La Cour de justice de l’Union européenne, par un arrêt rendu le 9 juillet 2020, précise l’application des règles de compétence en matière délictuelle. Cette décision concerne l’interprétation de l’article 7, point 2, du règlement n° 1215/2012 relatif à la compétence judiciaire en matière civile et commerciale. Un constructeur automobile a installé un logiciel manipulant les données d’émission sur des moteurs produits dans un premier État membre. Des consommateurs ont acquis ces véhicules viciés auprès de tiers dans un second État membre avant la révélation publique de cette fraude. Une association agissant pour le compte des acheteurs a saisi le tribunal régional de Klagenfurt le 6 septembre 2018 contre la société productrice. La demanderesse sollicite l’indemnisation de la perte de valeur marchande des véhicules tandis que la défenderesse soulève une exception d’incompétence internationale. Le tribunal régional de Klagenfurt a sursis à statuer le 17 avril 2019 pour interroger la Cour sur la localisation du lieu de dommage. Le problème juridique porte sur la détermination de la compétence juridictionnelle lorsqu’un préjudice patrimonial découle de l’achat d’un bien défectueux à l’étranger. La Cour affirme que « le lieu de la matérialisation du dommage se situe » dans l’État membre où les véhicules ont été acquis.
I. L’IDENTIFICATION DU LIEU DE MATÉRIALISATION DU DOMMAGE INITIAL
A. La caractérisation d’un dommage matériel immédiat
La Cour distingue les préjudices purement financiers des dommages affectant un bien matériel pour fonder la compétence du lieu de situation de la chose. Elle précise que « le fait que la demande de dommages et intérêts soit exprimée en euros ne signifie pas pour autant qu’il s’agisse d’un préjudice purement patrimonial ». Le préjudice allégué consiste ici en une moins-value des véhicules résultant de la différence entre le prix payé et la valeur réelle des biens. Bien que les véhicules soient affectés d’un vice dès l’installation du logiciel, le dommage ne se réalise qu’au moment de la transaction financière. Les juges soulignent ainsi que « le dommage invoqué ne s’est matérialisé qu’au moment de l’achat desdits véhicules » par l’acquisition pour un prix excessif. Cette analyse écarte la qualification de dommage consécutif, lequel ne permettrait pas de déroger au principe du domicile du défendeur en matière civile.

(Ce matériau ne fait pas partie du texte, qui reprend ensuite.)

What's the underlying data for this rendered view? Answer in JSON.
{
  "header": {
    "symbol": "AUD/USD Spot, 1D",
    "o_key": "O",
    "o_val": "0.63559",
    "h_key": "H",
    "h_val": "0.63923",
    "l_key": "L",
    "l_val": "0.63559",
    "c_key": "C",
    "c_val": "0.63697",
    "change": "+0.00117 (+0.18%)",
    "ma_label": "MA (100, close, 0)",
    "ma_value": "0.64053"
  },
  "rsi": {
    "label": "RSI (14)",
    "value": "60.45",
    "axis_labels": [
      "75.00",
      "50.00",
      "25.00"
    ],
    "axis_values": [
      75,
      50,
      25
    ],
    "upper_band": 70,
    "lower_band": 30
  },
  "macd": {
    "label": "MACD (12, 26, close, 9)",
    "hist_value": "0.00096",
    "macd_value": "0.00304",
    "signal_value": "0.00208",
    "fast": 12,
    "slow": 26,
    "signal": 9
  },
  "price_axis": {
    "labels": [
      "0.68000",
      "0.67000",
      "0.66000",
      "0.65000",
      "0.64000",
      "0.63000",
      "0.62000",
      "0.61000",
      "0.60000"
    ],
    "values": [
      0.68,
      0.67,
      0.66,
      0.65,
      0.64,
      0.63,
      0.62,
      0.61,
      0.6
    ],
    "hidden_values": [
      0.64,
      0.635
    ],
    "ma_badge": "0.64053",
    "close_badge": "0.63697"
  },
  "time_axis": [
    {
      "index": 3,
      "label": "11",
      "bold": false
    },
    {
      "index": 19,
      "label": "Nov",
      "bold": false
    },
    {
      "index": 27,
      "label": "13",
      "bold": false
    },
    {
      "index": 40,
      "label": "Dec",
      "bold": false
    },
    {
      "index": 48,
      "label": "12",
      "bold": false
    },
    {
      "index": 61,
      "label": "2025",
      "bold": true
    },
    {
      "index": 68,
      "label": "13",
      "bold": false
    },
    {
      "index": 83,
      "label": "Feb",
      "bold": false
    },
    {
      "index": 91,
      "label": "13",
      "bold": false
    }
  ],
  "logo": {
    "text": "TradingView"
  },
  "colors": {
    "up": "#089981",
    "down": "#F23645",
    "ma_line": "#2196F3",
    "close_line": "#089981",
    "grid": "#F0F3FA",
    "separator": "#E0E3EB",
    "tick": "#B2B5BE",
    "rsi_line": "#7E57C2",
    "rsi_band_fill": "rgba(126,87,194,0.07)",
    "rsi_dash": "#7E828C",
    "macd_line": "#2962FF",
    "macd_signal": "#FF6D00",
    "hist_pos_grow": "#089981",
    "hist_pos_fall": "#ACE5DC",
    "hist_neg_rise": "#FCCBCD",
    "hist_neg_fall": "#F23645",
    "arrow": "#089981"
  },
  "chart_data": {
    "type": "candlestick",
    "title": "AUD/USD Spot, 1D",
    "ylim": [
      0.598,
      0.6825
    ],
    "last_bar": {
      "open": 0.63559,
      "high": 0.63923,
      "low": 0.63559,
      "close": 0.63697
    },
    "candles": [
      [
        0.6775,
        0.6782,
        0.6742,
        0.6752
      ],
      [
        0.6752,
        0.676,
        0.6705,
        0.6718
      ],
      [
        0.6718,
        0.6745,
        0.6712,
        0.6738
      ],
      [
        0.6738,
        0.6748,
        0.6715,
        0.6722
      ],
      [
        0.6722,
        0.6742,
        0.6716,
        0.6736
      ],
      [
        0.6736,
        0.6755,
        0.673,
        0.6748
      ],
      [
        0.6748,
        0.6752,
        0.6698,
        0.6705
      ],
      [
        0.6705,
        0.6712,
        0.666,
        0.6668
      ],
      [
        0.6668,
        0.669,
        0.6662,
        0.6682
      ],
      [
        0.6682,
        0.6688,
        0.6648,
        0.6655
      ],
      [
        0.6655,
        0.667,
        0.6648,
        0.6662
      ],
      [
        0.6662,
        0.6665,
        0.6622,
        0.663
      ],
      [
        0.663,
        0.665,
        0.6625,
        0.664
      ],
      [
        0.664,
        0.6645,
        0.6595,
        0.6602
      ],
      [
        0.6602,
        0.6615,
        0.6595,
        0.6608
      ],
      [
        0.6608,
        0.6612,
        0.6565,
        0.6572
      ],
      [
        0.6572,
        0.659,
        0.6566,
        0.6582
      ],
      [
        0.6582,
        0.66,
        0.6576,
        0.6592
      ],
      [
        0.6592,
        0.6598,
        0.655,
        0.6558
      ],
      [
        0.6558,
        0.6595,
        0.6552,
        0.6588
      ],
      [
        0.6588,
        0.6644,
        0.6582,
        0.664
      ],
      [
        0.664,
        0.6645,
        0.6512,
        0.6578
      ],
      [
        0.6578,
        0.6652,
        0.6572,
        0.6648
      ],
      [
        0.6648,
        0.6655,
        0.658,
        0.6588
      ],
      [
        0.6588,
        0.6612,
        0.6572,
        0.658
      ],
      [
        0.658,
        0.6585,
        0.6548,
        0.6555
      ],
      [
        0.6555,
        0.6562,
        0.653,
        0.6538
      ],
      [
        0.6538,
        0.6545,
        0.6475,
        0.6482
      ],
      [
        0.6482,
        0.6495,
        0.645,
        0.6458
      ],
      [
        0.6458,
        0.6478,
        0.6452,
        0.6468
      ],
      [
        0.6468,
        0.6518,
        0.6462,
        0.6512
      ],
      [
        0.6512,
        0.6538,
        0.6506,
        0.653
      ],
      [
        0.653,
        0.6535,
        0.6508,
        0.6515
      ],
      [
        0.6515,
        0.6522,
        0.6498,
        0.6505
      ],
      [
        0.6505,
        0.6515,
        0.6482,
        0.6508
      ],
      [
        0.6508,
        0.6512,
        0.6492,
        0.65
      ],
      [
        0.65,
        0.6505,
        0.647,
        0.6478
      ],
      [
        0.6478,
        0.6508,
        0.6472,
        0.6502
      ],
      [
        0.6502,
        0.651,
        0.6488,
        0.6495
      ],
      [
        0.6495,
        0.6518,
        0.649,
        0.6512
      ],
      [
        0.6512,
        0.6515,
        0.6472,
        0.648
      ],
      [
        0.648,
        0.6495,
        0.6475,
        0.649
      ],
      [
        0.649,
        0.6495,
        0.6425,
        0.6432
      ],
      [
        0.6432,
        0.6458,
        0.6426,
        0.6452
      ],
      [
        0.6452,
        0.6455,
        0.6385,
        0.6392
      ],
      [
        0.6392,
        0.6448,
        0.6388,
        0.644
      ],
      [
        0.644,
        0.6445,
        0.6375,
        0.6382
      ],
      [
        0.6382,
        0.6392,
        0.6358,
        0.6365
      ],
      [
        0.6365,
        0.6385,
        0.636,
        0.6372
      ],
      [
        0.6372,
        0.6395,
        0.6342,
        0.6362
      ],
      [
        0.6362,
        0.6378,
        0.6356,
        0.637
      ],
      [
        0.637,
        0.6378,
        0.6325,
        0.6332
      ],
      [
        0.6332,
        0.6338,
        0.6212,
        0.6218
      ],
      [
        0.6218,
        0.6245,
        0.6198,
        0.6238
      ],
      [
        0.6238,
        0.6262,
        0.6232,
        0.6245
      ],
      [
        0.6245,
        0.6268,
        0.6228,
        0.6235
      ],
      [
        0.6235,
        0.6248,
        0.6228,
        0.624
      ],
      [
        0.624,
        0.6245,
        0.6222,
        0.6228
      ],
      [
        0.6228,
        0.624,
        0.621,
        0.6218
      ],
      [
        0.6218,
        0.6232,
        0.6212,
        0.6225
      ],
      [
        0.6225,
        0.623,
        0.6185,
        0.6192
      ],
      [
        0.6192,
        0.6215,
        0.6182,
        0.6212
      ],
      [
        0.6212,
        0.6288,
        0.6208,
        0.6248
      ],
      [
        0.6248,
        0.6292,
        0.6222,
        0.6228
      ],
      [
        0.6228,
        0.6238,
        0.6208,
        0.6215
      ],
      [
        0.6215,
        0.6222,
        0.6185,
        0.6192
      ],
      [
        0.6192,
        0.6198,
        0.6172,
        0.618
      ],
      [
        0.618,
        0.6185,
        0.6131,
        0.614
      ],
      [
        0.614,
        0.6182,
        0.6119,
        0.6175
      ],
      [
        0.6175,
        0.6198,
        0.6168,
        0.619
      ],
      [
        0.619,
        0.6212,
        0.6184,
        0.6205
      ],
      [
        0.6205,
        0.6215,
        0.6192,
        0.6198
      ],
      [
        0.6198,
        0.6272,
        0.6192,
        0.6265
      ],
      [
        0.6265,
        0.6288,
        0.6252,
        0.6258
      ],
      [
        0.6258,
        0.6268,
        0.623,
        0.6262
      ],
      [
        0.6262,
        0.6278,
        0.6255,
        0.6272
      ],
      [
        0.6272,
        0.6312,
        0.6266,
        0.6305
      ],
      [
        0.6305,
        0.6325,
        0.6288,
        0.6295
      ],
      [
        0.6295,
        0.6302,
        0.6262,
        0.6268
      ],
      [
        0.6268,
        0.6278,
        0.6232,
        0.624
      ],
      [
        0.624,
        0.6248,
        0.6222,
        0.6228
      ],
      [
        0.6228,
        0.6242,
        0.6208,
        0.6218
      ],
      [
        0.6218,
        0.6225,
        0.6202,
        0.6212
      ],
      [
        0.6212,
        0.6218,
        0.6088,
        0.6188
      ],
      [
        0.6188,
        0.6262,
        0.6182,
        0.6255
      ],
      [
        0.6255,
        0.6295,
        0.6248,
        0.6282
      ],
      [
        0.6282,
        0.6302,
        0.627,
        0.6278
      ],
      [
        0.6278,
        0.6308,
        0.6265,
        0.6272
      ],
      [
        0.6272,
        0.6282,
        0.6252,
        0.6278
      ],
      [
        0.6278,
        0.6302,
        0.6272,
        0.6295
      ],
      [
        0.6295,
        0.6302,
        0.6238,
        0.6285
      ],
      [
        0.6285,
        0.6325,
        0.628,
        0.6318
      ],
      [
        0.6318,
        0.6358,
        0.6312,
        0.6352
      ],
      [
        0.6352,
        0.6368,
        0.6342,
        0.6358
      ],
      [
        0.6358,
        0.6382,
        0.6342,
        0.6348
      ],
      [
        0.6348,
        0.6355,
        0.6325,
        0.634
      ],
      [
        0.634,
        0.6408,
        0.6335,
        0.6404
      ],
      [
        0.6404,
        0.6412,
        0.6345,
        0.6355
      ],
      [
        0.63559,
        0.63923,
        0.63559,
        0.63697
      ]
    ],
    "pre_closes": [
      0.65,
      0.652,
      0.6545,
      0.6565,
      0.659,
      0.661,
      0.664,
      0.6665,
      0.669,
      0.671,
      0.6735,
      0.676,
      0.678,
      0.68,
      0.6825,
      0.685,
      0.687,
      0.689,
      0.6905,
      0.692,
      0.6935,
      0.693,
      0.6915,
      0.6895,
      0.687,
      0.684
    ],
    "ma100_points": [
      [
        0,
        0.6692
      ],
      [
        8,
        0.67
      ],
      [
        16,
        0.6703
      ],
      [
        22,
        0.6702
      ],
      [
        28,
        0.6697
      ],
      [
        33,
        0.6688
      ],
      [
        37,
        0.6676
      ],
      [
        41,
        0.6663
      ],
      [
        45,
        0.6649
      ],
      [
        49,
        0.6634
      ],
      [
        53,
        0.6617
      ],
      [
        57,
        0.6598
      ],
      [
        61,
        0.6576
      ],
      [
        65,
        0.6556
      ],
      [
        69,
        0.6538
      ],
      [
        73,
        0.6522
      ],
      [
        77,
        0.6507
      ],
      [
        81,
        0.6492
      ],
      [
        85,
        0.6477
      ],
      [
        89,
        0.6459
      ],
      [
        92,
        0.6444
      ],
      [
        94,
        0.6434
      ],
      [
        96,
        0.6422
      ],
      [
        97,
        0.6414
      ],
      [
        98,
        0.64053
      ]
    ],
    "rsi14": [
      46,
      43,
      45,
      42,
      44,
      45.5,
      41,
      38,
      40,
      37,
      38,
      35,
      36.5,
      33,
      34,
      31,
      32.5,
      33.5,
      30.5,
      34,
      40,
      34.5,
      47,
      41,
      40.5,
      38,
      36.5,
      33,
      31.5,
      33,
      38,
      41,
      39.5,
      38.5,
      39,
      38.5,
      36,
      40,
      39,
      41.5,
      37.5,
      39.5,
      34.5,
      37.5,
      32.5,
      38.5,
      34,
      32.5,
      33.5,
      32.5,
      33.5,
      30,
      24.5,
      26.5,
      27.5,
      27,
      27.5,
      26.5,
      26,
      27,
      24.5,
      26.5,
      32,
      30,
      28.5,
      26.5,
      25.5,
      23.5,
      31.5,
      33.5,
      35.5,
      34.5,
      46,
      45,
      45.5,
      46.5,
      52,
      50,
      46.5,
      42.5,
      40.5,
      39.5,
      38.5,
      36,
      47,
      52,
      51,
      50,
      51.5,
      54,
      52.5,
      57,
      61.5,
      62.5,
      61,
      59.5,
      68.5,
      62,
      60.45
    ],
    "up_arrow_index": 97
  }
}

B. La localisation du préjudice au jour de l’acquisition
Le rattachement territorial s’opère au lieu où le patrimoine de l’acquéreur est effectivement atteint par l’entrée d’un actif vicié dans sa sphère juridique. La décision retient que « le lieu de la matérialisation du dommage se situe » dans l’État membre où le consommateur a réalisé son achat. Cette solution permet de fixer un critère de rattachement unique et identifiable, évitant ainsi la dispersion des litiges devant plusieurs juridictions nationales. L’évènement causal, situé au siège du constructeur, coexiste avec le lieu de survenance du dommage pour offrir au demandeur une option de compétence. Cette dualité de fors respecte la jurisprudence classique tout en l’adaptant aux spécificités techniques des produits industriels circulant librement sur le marché.
II. LA CONCILIATION ENTRE PRÉVISIBILITÉ JURIDIQUE ET PROXIMITÉ
A. La protection de la sécurité juridique du défendeur
L’interprétation retenue favorise la sécurité juridique en permettant au constructeur de prévoir raisonnablement les juridictions devant lesquelles il pourrait être attrait. En commercialisant sciemment des produits non conformes, l’entreprise « peut raisonnablement s’attendre à être attrait devant les juridictions » des États de commercialisation. Cette prévisibilité est essentielle pour garantir l’efficacité des règles de compétence spéciales et éviter les forums shopping abusifs au détriment des entreprises. La Cour protège ainsi l’équilibre entre les intérêts des victimes et la nécessité pour le défendeur de ne pas subir de procédures imprévisibles. Le lieu d’acquisition devient le point de contact légitime entre le fait dommageable initial et la victime finale subissant la perte de valeur.
B. L’objectif de bonne administration de la justice
La proximité géographique facilite la bonne administration de la justice en permettant au juge saisi d’apprécier les conditions locales du marché concerné. Les juridictions nationales du lieu de l’achat sont « susceptibles d’avoir le plus facilement accès aux moyens de preuve nécessaires » aux évaluations. Cette solution s’harmonise enfin avec le règlement Rome II, où le lieu du dommage correspond au pays affecté par l’acte de concurrence déloyale. La cohérence entre la compétence juridictionnelle et la loi applicable renforce la clarté du droit international privé pour les litiges de masse. En définitive, cette décision assure une protection efficace des consommateurs tout en maintenant une structure rigoureuse des fors spéciaux prévus par le règlement.